What does stack mean?
An application stack is the combination of everything needed to run the app: runtime, dependencies, database, environment configuration, reverse proxy or web server, process management, SSL, and deployment routine.
What can the agent do?
- Check the operating system, runtime, and available tools.
- Install required dependencies after approval.
- Create or configure a database and migrations.
- Set up a web server or reverse proxy.
- Configure a process manager, container, or service.
- Build the app, start it, and test that it responds.
- Create a simple runbook for future deployments.
Safe order of work
- Inspect the server and project requirements without changing anything.
- Create a plan: dependencies, database, web server, environment variables, and verification.
- Get approval before installation, database changes, firewall changes, and production deployment.
- Install and configure one piece at a time.
- Build and start the application.
- Verify the live URL, service status, and any health checks.

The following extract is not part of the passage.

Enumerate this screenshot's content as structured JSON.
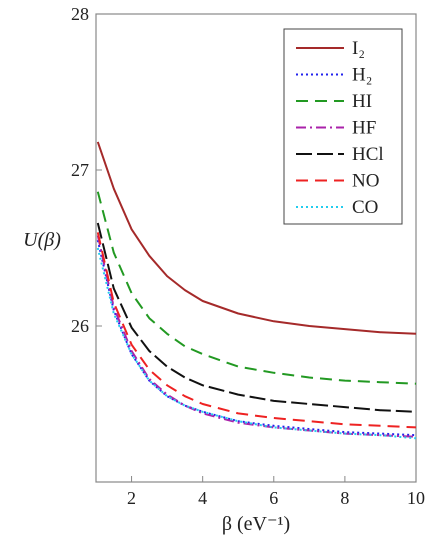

- Document commands, locations, and the future deployment routine without storing secrets.
Good prompt
"Set up this app on a new VPS. Start by inspecting the environment and writing a plan before installing anything. Do not print secrets. Ask for approval before database creation, firewall changes, or production deployment. When the app runs, verify the live URL and write a short runbook."

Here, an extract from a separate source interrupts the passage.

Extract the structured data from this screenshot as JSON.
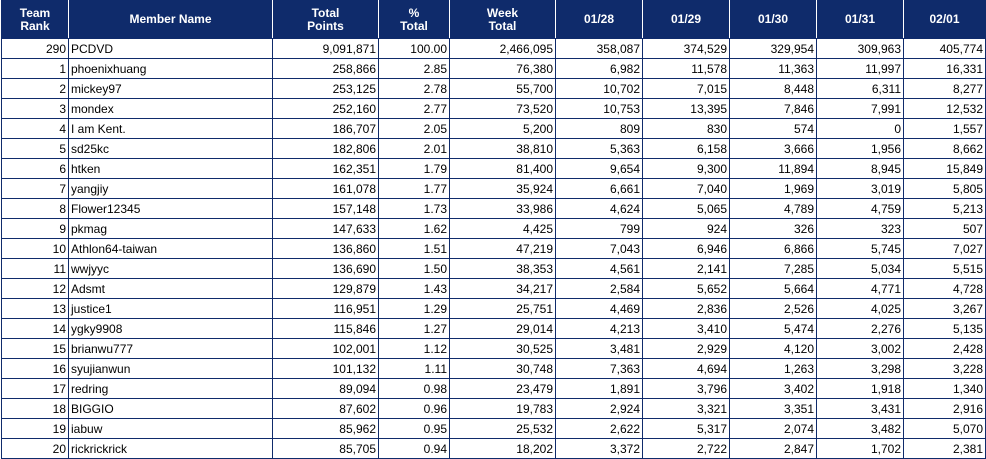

Important: the agent can do a lot of technical work, but the customer should still control access, domain, DNS, backups, security, and production approval.
More stack setup prompts
- "Inspect the server and tell me which runtime, database, and webserver components are already installed."
- "Install dependencies only after showing me the exact plan and asking for approval."
- "Configure the database and run migrations, but create a backup or rollback plan first."
- "Set up the reverse proxy and TLS for this domain, then verify the public URL."
- "Create a runbook with start, stop, deploy, backup, and health-check commands."
What should be documented afterward?
- How the app is started, stopped, and deployed.
- Which services are running.
- How database migrations and backups work.
- How to verify that the app is healthy.
- Which steps require manual approval.